The international film poster for the Nicaragua feature film ALSINO AND THE CONDOR (1982).

In 1979, the Somoza dictatorship of Nicaragua was overthrown by the FSLN (Sandinista National Liberation Front) and it led to a decades long war with the country’s National Guard and the U.S. backed Contras aligned against the left wing Sandinista forces. The conflict raged until 1990 and it was a terrible time for the people of Nicaragua, especially the peasants and native communities like the Miskito in rural areas. Although several documentaries have been made on the subject over the years such as Werner Herzog’s Ballad of the Little Soldier (1984), there have been few high-profile dramatic features about the conflict. One of the rare exceptions is Under Fire (1983), Roger Spottiswoode’s intense drama about three journalists (Nick Nolte, Gene Hackman and Joanna Cassidy) covering the final days of the corrupt Somoza regime.

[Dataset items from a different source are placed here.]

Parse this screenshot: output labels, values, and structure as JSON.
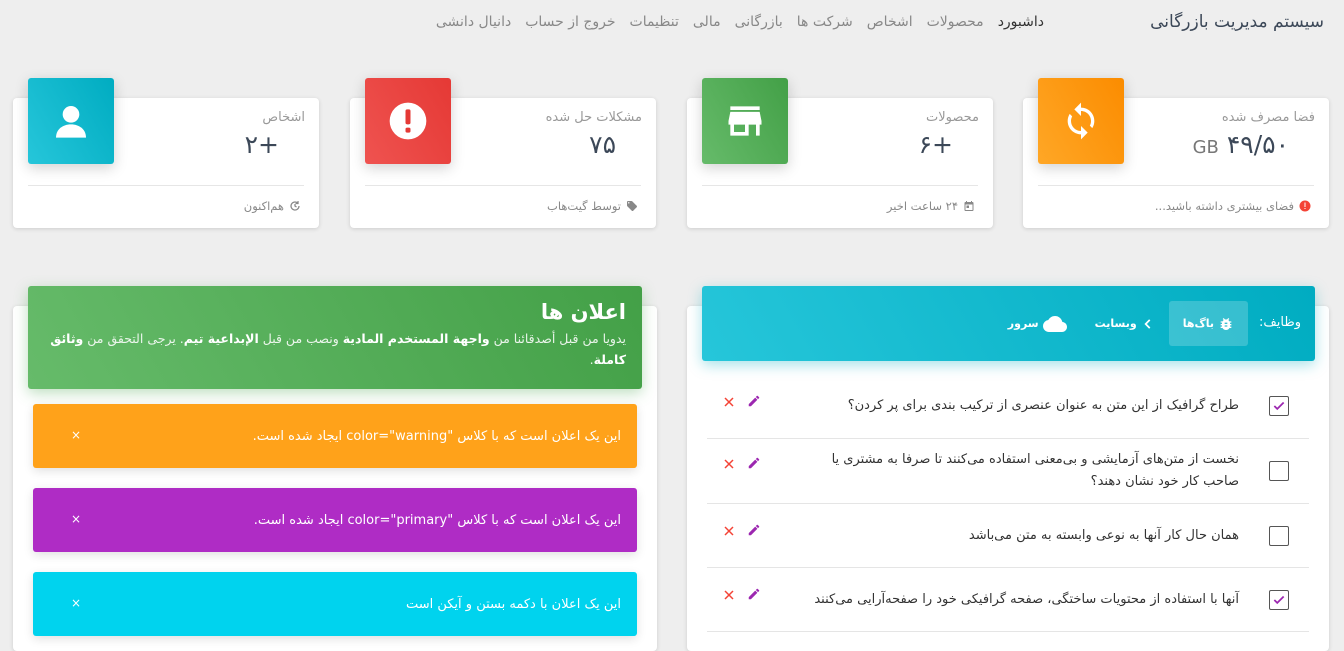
{
  "brand": "سیستم مدیریت بازرگانی",
  "nav": [
    {
      "label": "داشبورد",
      "active": true
    },
    {
      "label": "محصولات"
    },
    {
      "label": "اشخاص"
    },
    {
      "label": "شرکت ها"
    },
    {
      "label": "بازرگانی"
    },
    {
      "label": "مالی"
    },
    {
      "label": "تنظیمات"
    },
    {
      "label": "خروج از حساب"
    },
    {
      "label": "دانیال دانشی"
    }
  ],
  "stats": [
    {
      "category": "فضا مصرف شده",
      "value": "۴۹/۵۰",
      "unit": "GB",
      "footer": "فضای بیشتری داشته باشید...",
      "color": "#ff9800",
      "icon": "refresh-icon",
      "footer_icon": "error-icon"
    },
    {
      "category": "محصولات",
      "value": "+۶",
      "unit": "",
      "footer": "۲۴ ساعت اخیر",
      "color": "#4caf50",
      "icon": "store-icon",
      "footer_icon": "calendar-icon"
    },
    {
      "category": "مشکلات حل شده",
      "value": "۷۵",
      "unit": "",
      "footer": "توسط گیت‌هاب",
      "color": "#e53935",
      "icon": "alert-icon",
      "footer_icon": "tag-icon"
    },
    {
      "category": "اشخاص",
      "value": "+۲",
      "unit": "",
      "footer": "هم‌اکنون",
      "color": "#00acc1",
      "icon": "person-icon",
      "footer_icon": "update-icon"
    }
  ],
  "tasks": {
    "title": "وظایف:",
    "tabs": [
      {
        "label": "باگ‌ها",
        "active": true,
        "icon": "bug-icon"
      },
      {
        "label": "وبسایت",
        "icon": "code-icon"
      },
      {
        "label": "سرور",
        "icon": "cloud-icon"
      }
    ],
    "items": [
      {
        "text": "طراح گرافیک از این متن به عنوان عنصری از ترکیب بندی برای پر کردن؟",
        "checked": true
      },
      {
        "text": "نخست از متن‌های آزمایشی و بی‌معنی استفاده می‌کنند تا صرفا به مشتری یا صاحب کار خود نشان دهند؟",
        "checked": false
      },
      {
        "text": "همان حال کار آنها به نوعی وابسته به متن می‌باشد",
        "checked": false
      },
      {
        "text": "آنها با استفاده از محتویات ساختگی، صفحه گرافیکی خود را صفحه‌آرایی می‌کنند",
        "checked": true
      }
    ],
    "colors": {
      "edit": "#9c27b0",
      "delete": "#f44336"
    }
  },
  "notifications": {
    "title": "اعلان ها",
    "sub_1": "يدويا من قبل أصدقائنا من ",
    "sub_2": "واجهة المستخدم المادية",
    "sub_3": " ونصب من قبل ",
    "sub_4": "الإبداعية تيم",
    "sub_5": ". يرجى التحقق من ",
    "sub_6": "وثائق كاملة",
    "sub_7": ".",
    "alerts": [
      {
        "text": "این یک اعلان است که با کلاس \"color=\"warning ایجاد شده است.",
        "color": "#ffa21a"
      },
      {
        "text": "این یک اعلان است که با کلاس \"color=\"primary ایجاد شده است.",
        "color": "#af2cc5"
      },
      {
        "text": "این یک اعلان با دکمه بستن و آیکن است",
        "color": "#00d3ee"
      }
    ],
    "close_glyph": "×"
  }
}
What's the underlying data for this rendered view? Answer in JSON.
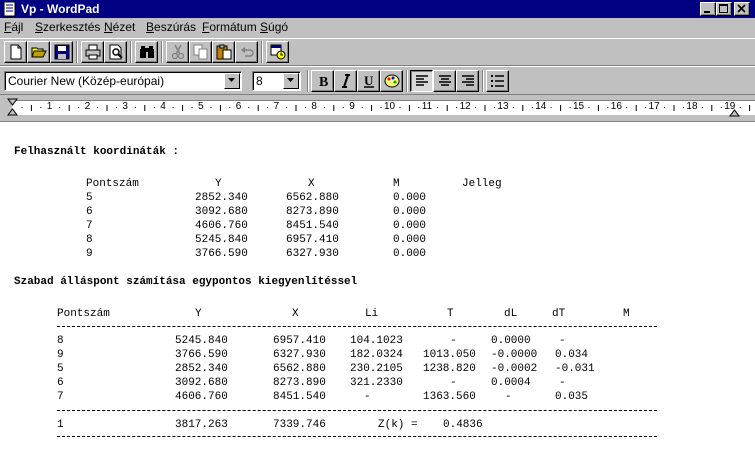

Another worthy contender is Alsino and the Condor (1982), directed by Miguel Littin, which was filmed on location in Nicaragua and was Oscar nominated for the Best Foreign Language Film. Unlike the more realistic approach of Under Fire, Alsino and the Condor functions more as an allegory and was loosely based on Pedro Prado’s famous 1920 novel Alsino about a young boy who dreams of flying like a bird.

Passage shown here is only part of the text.